About Fused Glass

Ancient history

Glass fusing is the technique of melting pieces of different coloured glass together. It was the earliest form of glassmaking, dating back over 3,000 years. Threads of molten glass were wound around a core to create a bead or small vessel. In later centuries, threads were pulled into straight lengths (canes), bunched together and reheated to form pattern bars. These had the design right through them, like a stick of rock.

The core-formed jar and pattern bars are from the Collection of the Corning Museum of Glass, Corning, New York. The mosaic glass wings are reproduced courtesy of Phoenix Ancient Art, photo by Maggie Nimkin.
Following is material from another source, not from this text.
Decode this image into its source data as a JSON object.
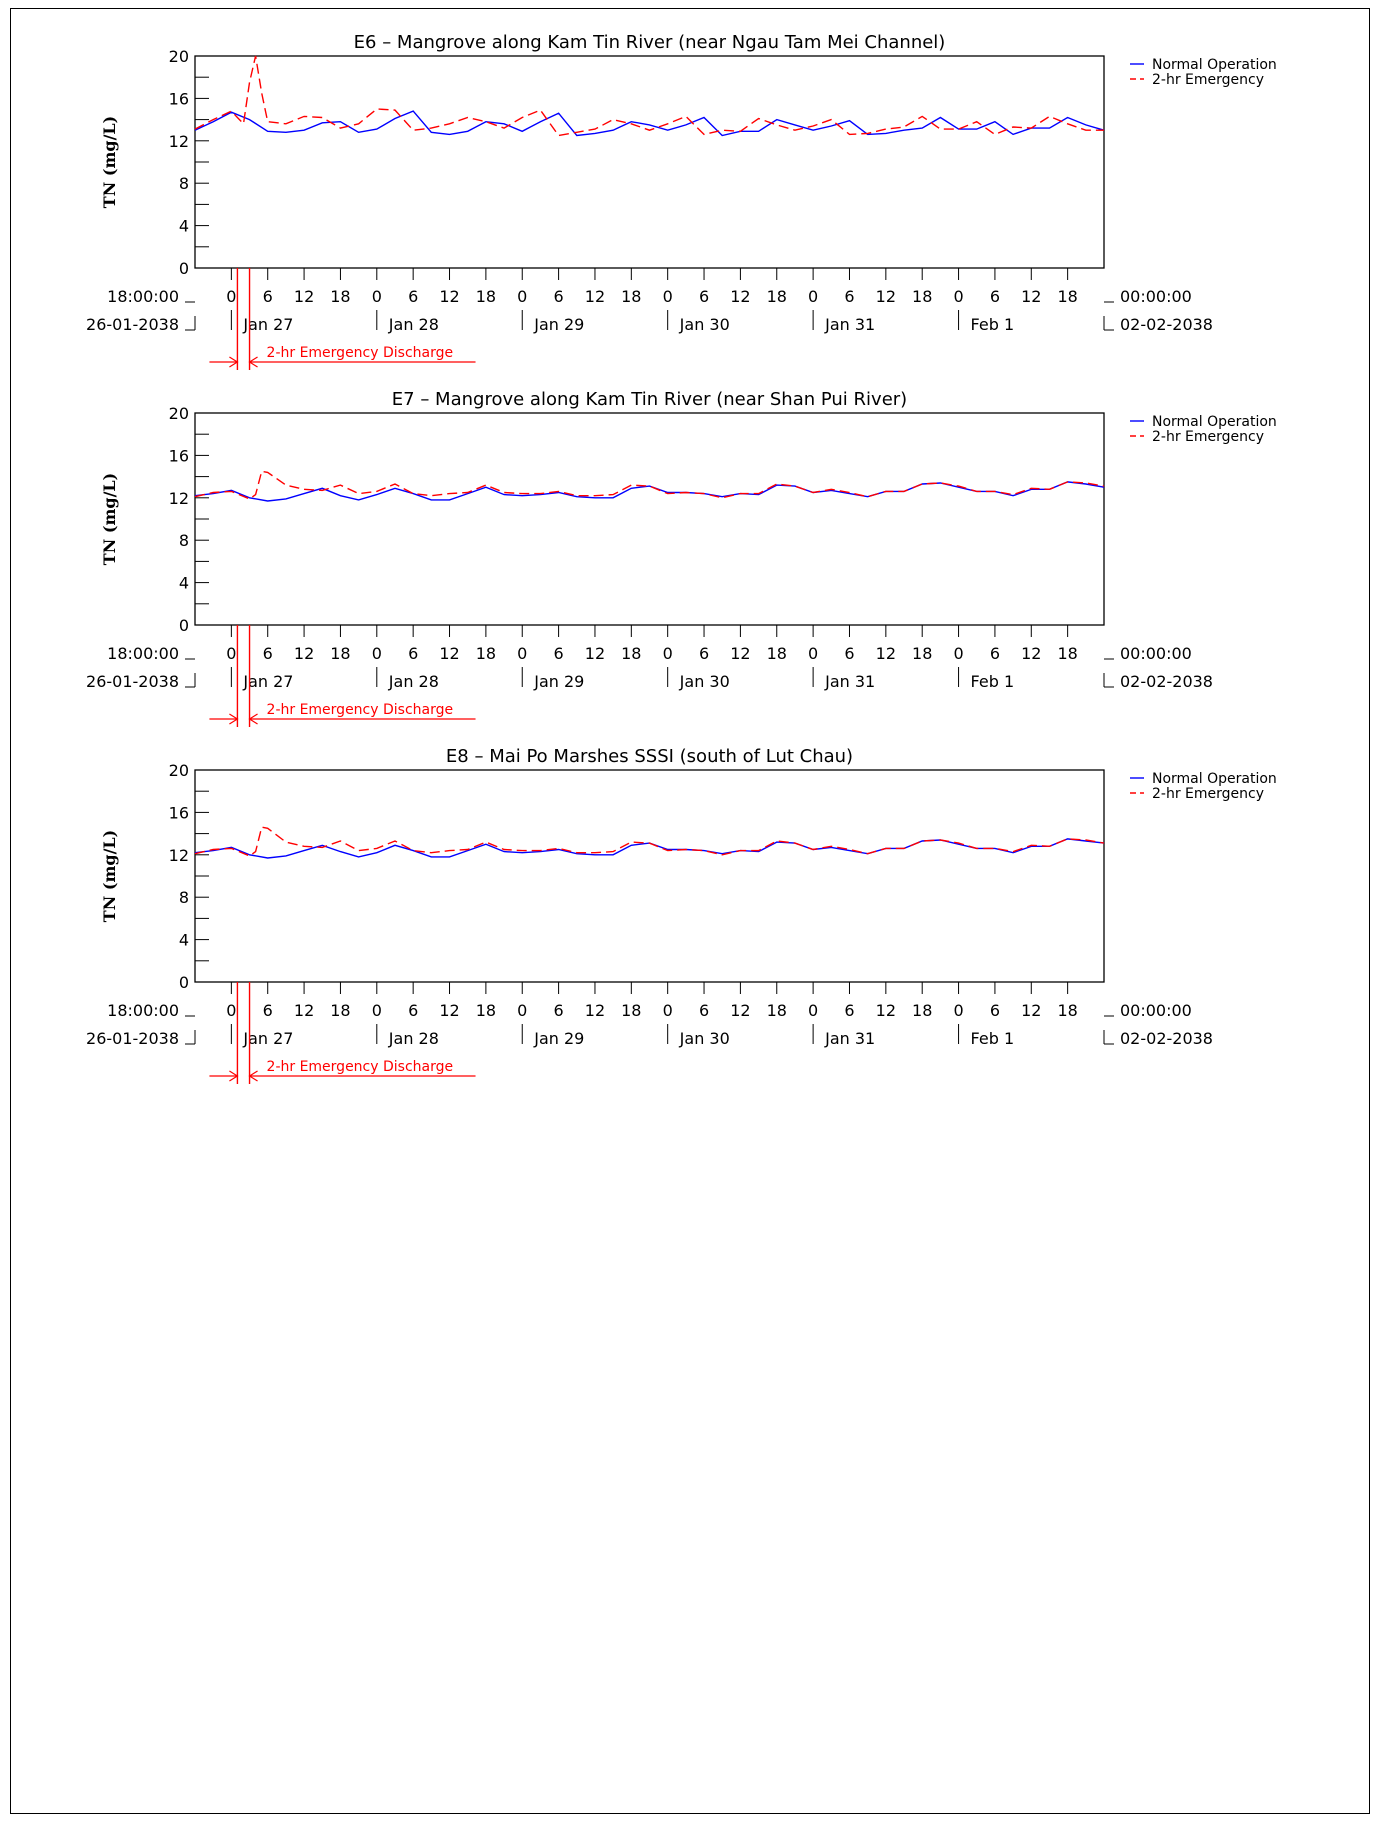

The bar was then cut into slices which were rearranged and fused again for use as a repeating motif, or as elements in a more complex design. The resulting patterned piece might be used for wall decoration, or reheated and shaped in a mould to make a bowl or cup. Sometimes different coloured canes were twisted together. In the ribbon cup pictured they have been fused side by side with plain canes to create a piece with a startlingly contemporary feel.
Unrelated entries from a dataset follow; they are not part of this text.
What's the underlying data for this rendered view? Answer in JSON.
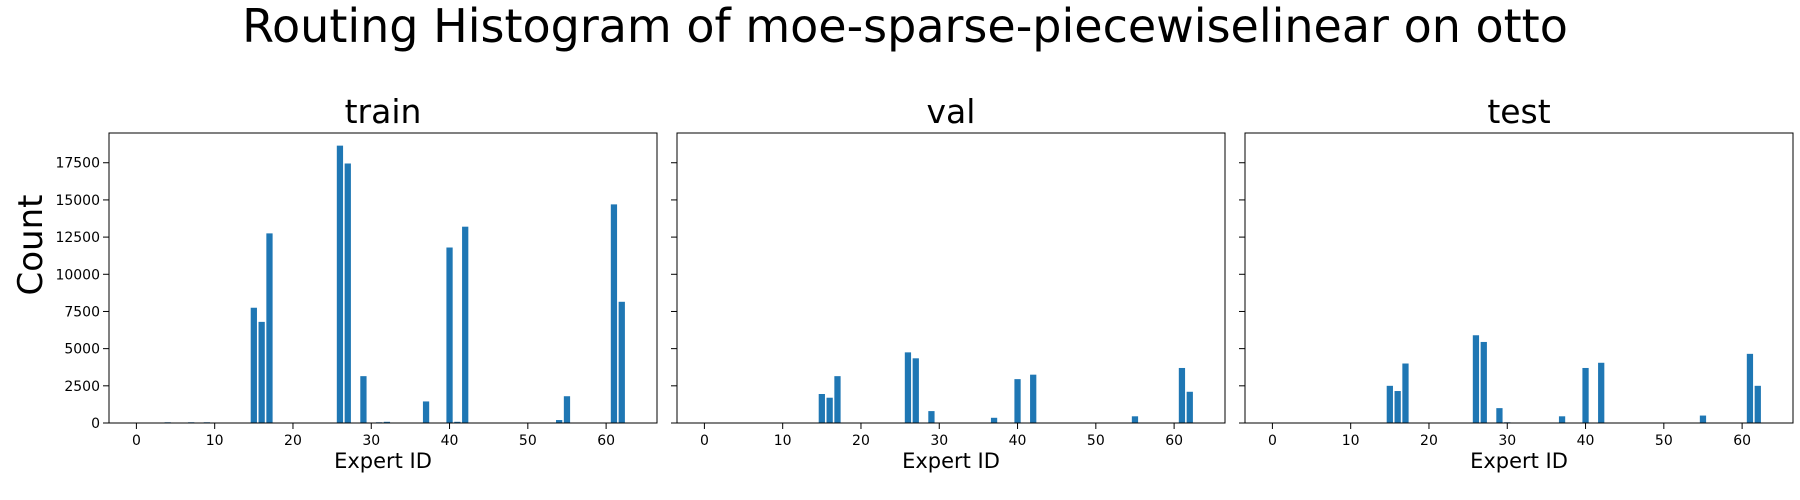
{
  "figure": {
    "suptitle": "Routing Histogram of moe-sparse-piecewiselinear on otto",
    "ylabel": "Count",
    "bar_color": "#1f77b4"
  },
  "chart_data": [
    {
      "type": "bar",
      "title": "train",
      "xlabel": "Expert ID",
      "ylabel": "Count",
      "xlim": [
        -3.5,
        66.5
      ],
      "ylim": [
        0,
        19500
      ],
      "xticks": [
        0,
        10,
        20,
        30,
        40,
        50,
        60
      ],
      "yticks": [
        0,
        2500,
        5000,
        7500,
        10000,
        12500,
        15000,
        17500
      ],
      "x": [
        0,
        4,
        7,
        9,
        15,
        16,
        17,
        23,
        24,
        26,
        27,
        29,
        31,
        32,
        37,
        40,
        41,
        42,
        52,
        54,
        55,
        58,
        61,
        62
      ],
      "values": [
        30,
        50,
        50,
        50,
        7750,
        6800,
        12750,
        30,
        30,
        18650,
        17450,
        3150,
        50,
        80,
        1450,
        11800,
        80,
        13200,
        30,
        200,
        1800,
        30,
        14700,
        8150
      ]
    },
    {
      "type": "bar",
      "title": "val",
      "xlabel": "Expert ID",
      "ylabel": "",
      "xlim": [
        -3.5,
        66.5
      ],
      "ylim": [
        0,
        19500
      ],
      "xticks": [
        0,
        10,
        20,
        30,
        40,
        50,
        60
      ],
      "x": [
        4,
        7,
        9,
        15,
        16,
        17,
        26,
        27,
        29,
        32,
        37,
        40,
        42,
        54,
        55,
        61,
        62
      ],
      "values": [
        30,
        30,
        30,
        1950,
        1700,
        3150,
        4750,
        4350,
        800,
        30,
        350,
        2950,
        3250,
        30,
        450,
        3700,
        2100
      ]
    },
    {
      "type": "bar",
      "title": "test",
      "xlabel": "Expert ID",
      "ylabel": "",
      "xlim": [
        -3.5,
        66.5
      ],
      "ylim": [
        0,
        19500
      ],
      "xticks": [
        0,
        10,
        20,
        30,
        40,
        50,
        60
      ],
      "x": [
        4,
        7,
        9,
        15,
        16,
        17,
        24,
        26,
        27,
        29,
        30,
        32,
        37,
        40,
        42,
        54,
        55,
        58,
        61,
        62
      ],
      "values": [
        30,
        30,
        30,
        2500,
        2150,
        4000,
        30,
        5900,
        5450,
        1000,
        50,
        30,
        450,
        3700,
        4050,
        30,
        500,
        30,
        4650,
        2500
      ]
    }
  ]
}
Images from the Collection of the Corning Museum of Glass, Corning, New York.

Then, about two thousand years ago, experiments led to a more viscous sort of glass which could stretch as air was blown into it by means of a clay pipe. Blown glass was quicker and cheaper to produce than fused glass, which it quickly superseded, and which was largely forgotten until recently.

Recent history

At the end of the 19th century archaological dicoveries led to a revival of interest in glass fusing, and to the development in France of the pate de verre ('glass paste') technique by Amalric Walter and others.  A model was made in wax, and a plaster mould taken from it. The wax was then melted out ('lost wax') and the void filled with granules of variously coloured glass. The filled mould was then put in a kiln to fuse the glass, and when cool, the mould was chipped away to reveal the cast piece.

Images courtesy of Broadfield House Glass Museum, photos by Simon Bruntnell.
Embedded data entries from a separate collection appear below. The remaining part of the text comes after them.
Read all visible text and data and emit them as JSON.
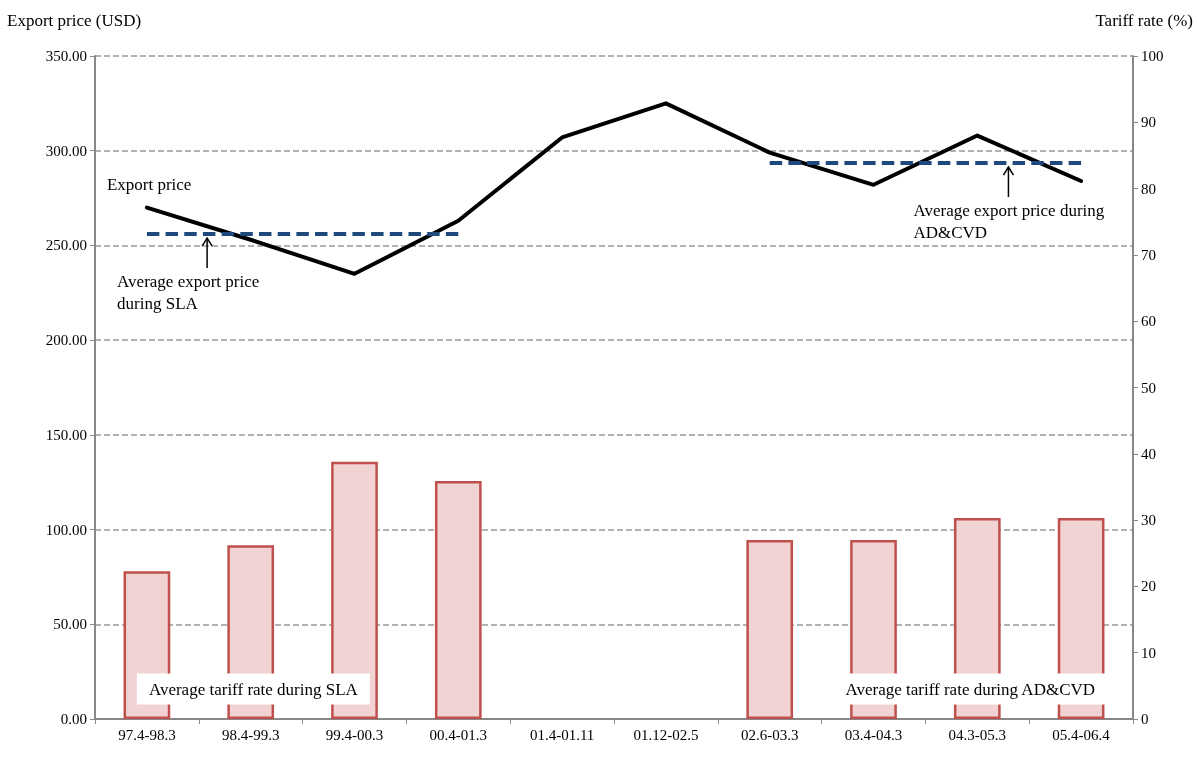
{
  "chart_data": {
    "type": "line",
    "ylabel": "Export price (USD)",
    "y2label": "Tariff rate (%)",
    "categories": [
      "97.4-98.3",
      "98.4-99.3",
      "99.4-00.3",
      "00.4-01.3",
      "01.4-01.11",
      "01.12-02.5",
      "02.6-03.3",
      "03.4-04.3",
      "04.3-05.3",
      "05.4-06.4"
    ],
    "series": [
      {
        "type": "bar",
        "axis": "y2",
        "color": "#f2d3d3",
        "values": [
          22.3,
          26.2,
          38.8,
          35.9,
          null,
          null,
          27.0,
          27.0,
          30.3,
          30.3
        ]
      },
      {
        "name": "Export price",
        "color": "#000000",
        "line_style": "solid",
        "values": [
          270,
          253,
          235,
          263,
          307,
          325,
          299,
          282,
          308,
          284
        ]
      },
      {
        "color": "#1f497d",
        "line_style": "dashed",
        "values": [
          256,
          256,
          256,
          256,
          null,
          null,
          null,
          null,
          null,
          null
        ]
      },
      {
        "color": "#1f497d",
        "line_style": "dashed",
        "values": [
          null,
          null,
          null,
          null,
          null,
          null,
          293.5,
          293.5,
          293.5,
          293.5
        ]
      }
    ],
    "ylim": [
      0,
      350
    ],
    "yticks": [
      {
        "value": 0,
        "label": "0.00"
      },
      {
        "value": 50,
        "label": "50.00"
      },
      {
        "value": 100,
        "label": "100.00"
      },
      {
        "value": 150,
        "label": "150.00"
      },
      {
        "value": 200,
        "label": "200.00"
      },
      {
        "value": 250,
        "label": "250.00"
      },
      {
        "value": 300,
        "label": "300.00"
      },
      {
        "value": 350,
        "label": "350.00"
      }
    ],
    "y2lim": [
      0,
      100
    ],
    "y2ticks": [
      0,
      10,
      20,
      30,
      40,
      50,
      60,
      70,
      80,
      90,
      100
    ],
    "grid": "y",
    "legend": false,
    "marker": "none",
    "annotations": [
      {
        "text": "Average export price during SLA",
        "x": "97.4-98.3",
        "y": 256
      },
      {
        "text": "Average export price during AD&CVD",
        "x": "04.3-05.3",
        "y": 293.5
      },
      "Average tariff rate during SLA",
      "Average tariff rate during AD&CVD"
    ]
  }
}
More recently still, in 1981 in Portland, Oregon, the Bullseye Glass company were tackling the challenge of creating a pallette of 'compatible' colours in glass- ie colours which could safely be fused together in a kiln, without the risk of cracking apart as they cooled. Basically, they set out to rediscover the skills of the ancient glassmakers, and build on their knowledge. For the first time in history, they were able to produce compatible glass in sheets. Now Bullseye produce literally hundreds of colours in an ever-increasing array of forms.

Better insulating materials and computerised controllers for kilns have also broadened the scope of glass fusing immensely over the past thirty years or so, and glass artists all over the world are picking up where the ancients left off, and taking it in all sorts of hitherto undreamt-of directions. Google 'fused glass images' and be amazed!

About Roberta Ayles

I studied Art at Aberystwyth, and set up my first workshop in 1977, making window hangings, mirrors, boxes and terrariums which I sold through Devon galleries. As time went on I started started getting commissions, making lampshades and stained glass windows-  mainly for private houses, but some can still be seen, such as at:

The Waterman's Arms, Tuckenhay

and The Bedford Hotel, Tavistock.

In the mid-80's I bought an old pottery kiln for enamelling details onto the glass, and soon started experimenting by melting glass together. It was very much a hit and miss affair until Bullseye 'compatible' glass for fusing became available over here in the late 80's. I started to learn more about fusing, making bowls, mirror surrounds and jewellery. As time went on, I got myself a proper glass kiln and began to make larger pieces, sometimes incorporating them into leaded windows.

One of the delights of fused glass is that as the colours melt together the glass is soft enough to also pick up texture from the kiln shelf. By cutting shapes in kiln fibre and scraping marks into plaster applied to the shelf before putting the glass on top makes it possible to create unique glass sheets where colour and texture enhance each other (kilncarving). This technique works well for windows and screens, and the piece is constantly changing with the light throughout the day, and at different times of year.

There are further possibilities by putting the patterned sheet in the kiln again, and heating it just to the point where it will drape over a mould, without getting hot enough to destroy the textured detail. In this way I can make curved forms for lamps or bowls. I use kilncarving a lot in my work, and it is the technique I generally teach in my classes. However, there are many different ways of working with fused glass, and a wide community of glass artists who generously share their expertise. Now I no longer make leaded windows, preferring to explore some of these exciting areas.